At 11:58 PM 9/18/2004 -0500, Seth Goodman wrote:

From: David Woodhouse
Sent: Saturday, September 18, 2004 1:10 PM

<...>

The bit with allowing the addition of lines -- or at least being able to
tell that the signed part is still valid despite the addition of lines
(I didn't say that/when the recipient had to _allow_ it) -- is
permissiveness, and that's what seems to be needed to allow most of the
attacks in the field guide you reference.
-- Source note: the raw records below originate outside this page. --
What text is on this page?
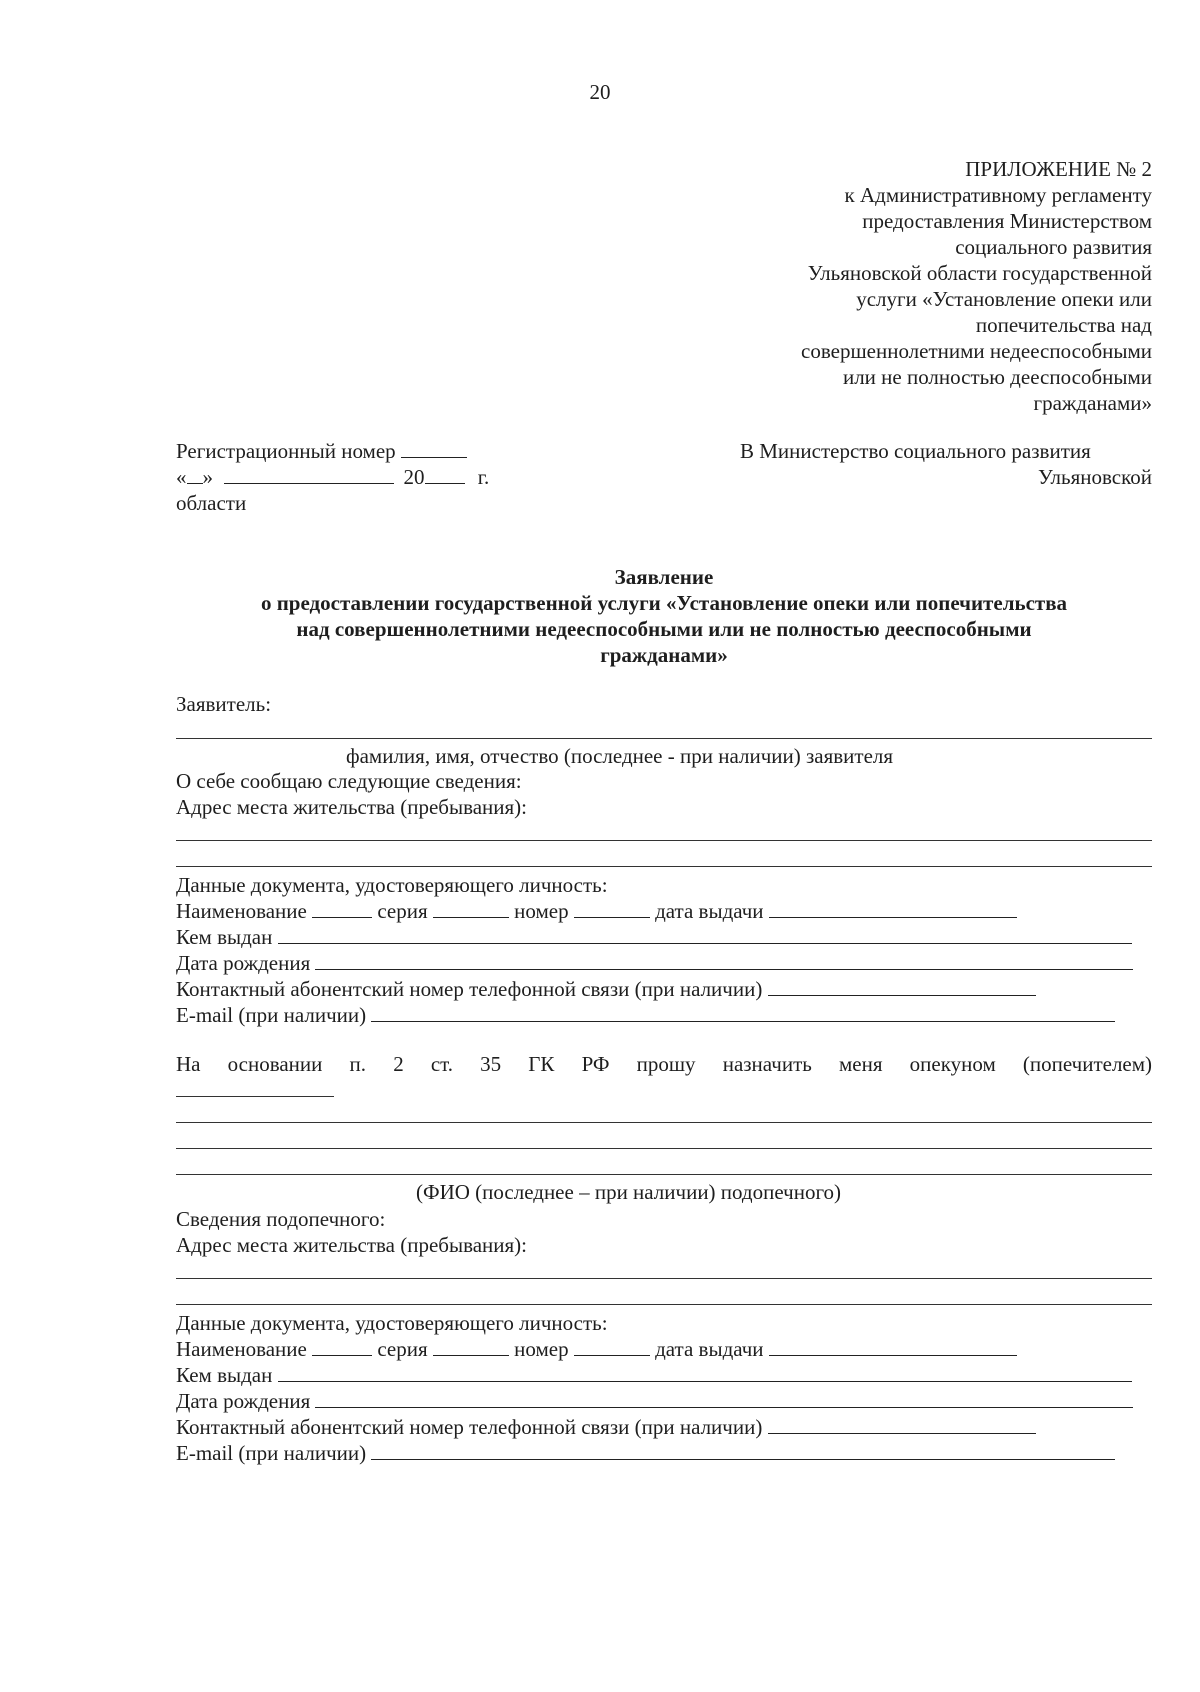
20
ПРИЛОЖЕНИЕ № 2
к Административному регламенту
предоставления Министерством
социального развития
Ульяновской области государственной
услуги «Установление опеки или
попечительства над
совершеннолетними недееспособными
или не полностью дееспособными
гражданами»
Регистрационный номер
« »	20	г.
области
В Министерство социального развития
Ульяновской
Заявление
о предоставлении государственной услуги «Установление опеки или попечительства
над совершеннолетними недееспособными или не полностью дееспособными
гражданами»
Заявитель:
фамилия, имя, отчество (последнее - при наличии) заявителя
О себе сообщаю следующие сведения:
Адрес места жительства (пребывания):
Данные документа, удостоверяющего личность:
Наименование	серия	номер	дата выдачи
Кем выдан
Дата рождения
Контактный абонентский номер телефонной связи (при наличии)
E-mail (при наличии)
На основании п. 2 ст. 35 ГК РФ прошу назначить меня опекуном (попечителем)
(ФИО (последнее – при наличии) подопечного)
Сведения подопечного:
Адрес места жительства (пребывания):
Данные документа, удостоверяющего личность:
Наименование	серия	номер	дата выдачи
Кем выдан
Дата рождения
Контактный абонентский номер телефонной связи (при наличии)
E-mail (при наличии)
Speaking personally, I'm most concerned about the additions by mailing
lists, and on text/plain MIME parts.

Mailing lists have to resend it as their own outgoing message anyway.  It is
not really necessary to preserve all the signatures through the re-mailing
process.  The mailing list could validate the signature on the incoming
message, add a header or even body line indicating that fact and sign it on
the way out.  I don't really see the need for the end user to be able to
absolutely validate the identities on mailing list posts at the MUA.  That
sounds like a list function.  Lists do it now by the submitting address
(broken ones use the return-path), so they can switch to validating
signatures instead.

While it would be a good for mailing lists to sign their outgoing messages, I 
don't think we can expect that will happen with all lists on Day One.  In cases 
where it's possible for user signatures to be made to work through mailing 
lists, we can live with those mailing lists being a little slower to adopt 
message signing.  It's also a stronger statement if the user signature as well 
as the mailing list signature verifies correctly -- we can then attribute the 
message to the original sender and not just to the mailing list.

In practice, some canonicalization helps the original user signatures get 
through.  For example, how many people have noticed that this mailing lists 
adds an extra CRLF at the beginning of the body?  I think the benefit of 
getting intact signatures through such lists outweighs the likely abuses of 
such a scheme.



The idea that all MUA's would have to change to deal with displaying
multiple signed parts in different colors, as well as noting parts whose
signature doesn't validate does not bode well for adoption.

Right.  I vote for requiring no MUA modifications at initial deployment.